Gepeng, Kayla, dan Kamila: Inspirasi dari Sang Legenda
Sebagai seorang legenda basket nasional, Romy Chandra atau Gepeng menghadapi tantangan lain: mengajarkan nilai-nilai basket kepada kedua anak perempuan kembarnya: Kayla dan Kamila.
“Jujur, kayaknya banyak orang tua yang pastinya sangat sulit untuk ‘mengerjakan’ anak sendiri. Saya lebih senang mengajar anak orang lain dibanding anak sendiri,” canda Gepeng.
Namun Gepeng selalu mencari momen yang tepat untuk mendampingi mereka, tanpa ada unsur paksaan.
Motivasi Kayla dan Kamila terinspirasi dari nama besar sang ayah, meski terkadang tekanan lain pasti muncul.
“Pasti ada orang yang datang ke lapangan terus tahu kalau kita anaknya Ayah. Takutnya nanti ada orang berekspektasi tinggi,” ujar Kamila.
Di satu sisi, kembarannya, Kayla, merasa sebaliknya.
“Aduh, punya ayah kayak gini jadi enak gitu. Jadi, mau latihan kapan pun bisa. Mau dikasih solusi pun juga enak karena dia ngerti semua hal,” ujar Kayla.
Gepeng pun berhati-hati saat menonton pertandingan mereka.
“Saya tanya dulu sebelum tanding. ‘Besok final, ayah mau nonton boleh ga?’ Dia bilang, ‘Boleh,’” ungkapnya.
Kata-kata sang ayah selalu terngiang di benak Kayla dan Kamila.
“Ayah selalu bilang, main cuek aja sih. Karena aku kalo main, jujur aja, suka overthinking banget,” ungkap Kayla.
“Buat aku yang bener-bener berguna banget itu pede aja. Karena kalo pede tuh semua skill-nya bakal keluar,” imbuh Kamila.
Berkaca dari kisah Hanny, Dani, Susi, dan Gepeng, terlihat jelas bahwa dukungan orang tua menjadi fondasi utama dalam perjuangan atlet muda di lapangan basket.

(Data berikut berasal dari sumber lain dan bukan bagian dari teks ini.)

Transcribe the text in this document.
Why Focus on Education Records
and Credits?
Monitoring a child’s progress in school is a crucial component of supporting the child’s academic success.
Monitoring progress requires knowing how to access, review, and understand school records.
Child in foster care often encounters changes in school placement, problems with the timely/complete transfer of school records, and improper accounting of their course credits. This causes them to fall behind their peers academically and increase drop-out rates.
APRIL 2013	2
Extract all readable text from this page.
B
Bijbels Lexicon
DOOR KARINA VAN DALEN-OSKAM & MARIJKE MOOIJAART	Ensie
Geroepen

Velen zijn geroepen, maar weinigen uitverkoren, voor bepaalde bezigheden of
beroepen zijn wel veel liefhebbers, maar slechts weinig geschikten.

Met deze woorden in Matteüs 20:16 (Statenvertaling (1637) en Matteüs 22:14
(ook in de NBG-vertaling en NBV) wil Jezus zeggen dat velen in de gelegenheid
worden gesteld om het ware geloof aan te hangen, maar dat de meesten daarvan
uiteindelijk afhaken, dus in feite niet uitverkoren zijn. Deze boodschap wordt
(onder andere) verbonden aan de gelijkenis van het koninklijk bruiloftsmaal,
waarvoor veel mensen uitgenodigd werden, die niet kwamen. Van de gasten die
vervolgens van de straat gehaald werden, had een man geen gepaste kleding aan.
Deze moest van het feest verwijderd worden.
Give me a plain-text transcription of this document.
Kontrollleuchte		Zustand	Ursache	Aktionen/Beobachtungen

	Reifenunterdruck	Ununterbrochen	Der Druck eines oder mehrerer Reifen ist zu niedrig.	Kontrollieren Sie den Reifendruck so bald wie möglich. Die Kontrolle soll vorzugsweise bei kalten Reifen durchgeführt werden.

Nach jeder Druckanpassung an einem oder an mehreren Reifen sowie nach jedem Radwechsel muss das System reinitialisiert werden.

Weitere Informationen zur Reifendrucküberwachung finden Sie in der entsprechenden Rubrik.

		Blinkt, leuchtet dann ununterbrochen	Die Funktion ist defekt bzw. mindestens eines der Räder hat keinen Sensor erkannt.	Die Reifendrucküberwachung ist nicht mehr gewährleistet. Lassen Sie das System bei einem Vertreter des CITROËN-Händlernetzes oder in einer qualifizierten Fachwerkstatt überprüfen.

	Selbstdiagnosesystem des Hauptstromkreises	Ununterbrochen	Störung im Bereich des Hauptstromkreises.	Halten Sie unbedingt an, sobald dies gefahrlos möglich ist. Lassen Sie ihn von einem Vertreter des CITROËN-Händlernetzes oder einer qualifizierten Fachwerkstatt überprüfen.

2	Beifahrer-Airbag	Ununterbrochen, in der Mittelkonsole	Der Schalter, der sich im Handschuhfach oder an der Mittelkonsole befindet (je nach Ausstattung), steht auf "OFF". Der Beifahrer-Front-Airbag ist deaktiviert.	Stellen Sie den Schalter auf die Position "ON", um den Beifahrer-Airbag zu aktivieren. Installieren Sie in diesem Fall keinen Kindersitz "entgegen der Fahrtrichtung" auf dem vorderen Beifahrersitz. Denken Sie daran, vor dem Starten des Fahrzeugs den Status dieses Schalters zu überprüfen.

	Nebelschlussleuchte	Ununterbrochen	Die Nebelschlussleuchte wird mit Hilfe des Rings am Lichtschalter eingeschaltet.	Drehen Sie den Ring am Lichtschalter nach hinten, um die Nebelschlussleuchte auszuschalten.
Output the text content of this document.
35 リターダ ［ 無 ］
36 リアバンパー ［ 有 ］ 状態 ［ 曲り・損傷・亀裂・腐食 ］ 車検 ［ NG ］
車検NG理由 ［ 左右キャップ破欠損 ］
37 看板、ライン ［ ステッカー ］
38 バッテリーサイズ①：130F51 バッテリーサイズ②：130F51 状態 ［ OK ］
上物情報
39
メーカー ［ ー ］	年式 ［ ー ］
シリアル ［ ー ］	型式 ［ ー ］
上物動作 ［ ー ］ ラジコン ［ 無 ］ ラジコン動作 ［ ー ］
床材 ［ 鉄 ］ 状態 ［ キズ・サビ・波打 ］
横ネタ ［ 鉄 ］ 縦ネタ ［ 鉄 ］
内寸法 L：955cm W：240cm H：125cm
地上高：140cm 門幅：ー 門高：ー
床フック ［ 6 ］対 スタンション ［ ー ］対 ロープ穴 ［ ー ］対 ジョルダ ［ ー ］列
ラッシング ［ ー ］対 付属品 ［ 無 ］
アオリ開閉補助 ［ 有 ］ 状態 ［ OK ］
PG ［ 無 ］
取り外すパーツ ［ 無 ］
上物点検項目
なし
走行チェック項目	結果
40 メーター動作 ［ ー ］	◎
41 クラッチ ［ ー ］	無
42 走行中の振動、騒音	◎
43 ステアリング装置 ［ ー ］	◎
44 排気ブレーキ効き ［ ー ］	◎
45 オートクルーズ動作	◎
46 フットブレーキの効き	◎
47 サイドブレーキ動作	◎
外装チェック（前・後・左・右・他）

Hal ini sejalan dengan hasil penelitian oleh Zhendong Gao dkk di jurnal Frontiers of Psychology(2024).
Di sisi lain, penelitian juga mencatat bahwa tekanan berlebihan dari orang tua dapat memicu stres dan bahkan membuat anak kehilangan minat berolahraga.
Sejalan dengan itu, VV LaMange, editor olahraga di The East Vision, menyoroti pentingnya dukungan tanpa dominasi.
Sementara Rayhan Mahamed dalam artikelnya di The Mending Playbookmenawarkan solusi seperti komunikasi yang transparan, fokus pada usaha daripada hasil, dan dukungan emosional yang seimbang.
Pada akhirnya, perjuangan orang tua di balik layar, seperti yang dijalani dengan penuh cinta dan dedikasi oleh Hanny, Dani, Susi, dan Gepeng, menunjukkan bahwa dukungan yang bijak menjadi kunci keberhasilan atlet muda dalam menghadapi tantangan olahraga.